TUBAN, Radar Tuban – Di tengah iklim religiusitas Ramadan, niat untuk mengakhiri rumah tangga di Tuban masih masif. Itu setidaknya terlihat dari gugatan yang diajukan ke Pengadilan Agama (PA) Tuban sepekan terakhir. Jumlahnya tak tanggung-tanggung mencapai 25 pemohon gugat cerai.
Panitera Hukum Muda PA Tuban Nur Wahid mengatakan, angka tersebut sangat ironis karena Bulan Suci seharusnya menjadi waktu yang tepat menumbuhkan keharmonisan keluarga. Terutama pada momen sahur dan buka puasa.
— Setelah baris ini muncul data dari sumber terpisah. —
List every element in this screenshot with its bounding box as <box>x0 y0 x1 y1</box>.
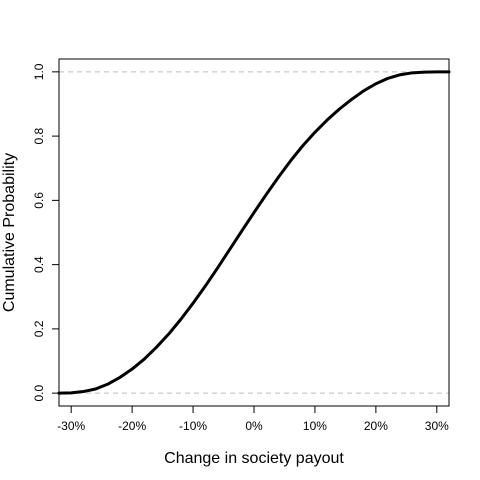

Bukan malah sebaliknya.
Wahid sapaannya menuturkan, komunikasi pada dua momen tersebut tidak perlu membahas hal penting-penting. Obrolan menambah kemesraan antarpasangan justru merupakan hal-hal remeh-temeh yang bisa dibumbui sedikit humor.
Sarjana hukum lulusan Universitas Muhammadiyah Ponorogo ini mengungkapkan, 25 pemohon gugatan cerai yang diterima institusinya didominasi gugat cerai. Jumlahnya 17 pemohon. Angka tersebut menunjukkan 68 persen pemohon gugat cerai yang diterima PA Tuban selama 1—7 April diajukan pihak perempuan.
Sedangkan sisanya, 32 persen atau 8 pemohon diajukan pihak laki-laki. Dari 25 pemohon, 22 perkara diputus cerai dan masih menyisakan 3 perkara belum diputuskan karena berkas belum lengkap.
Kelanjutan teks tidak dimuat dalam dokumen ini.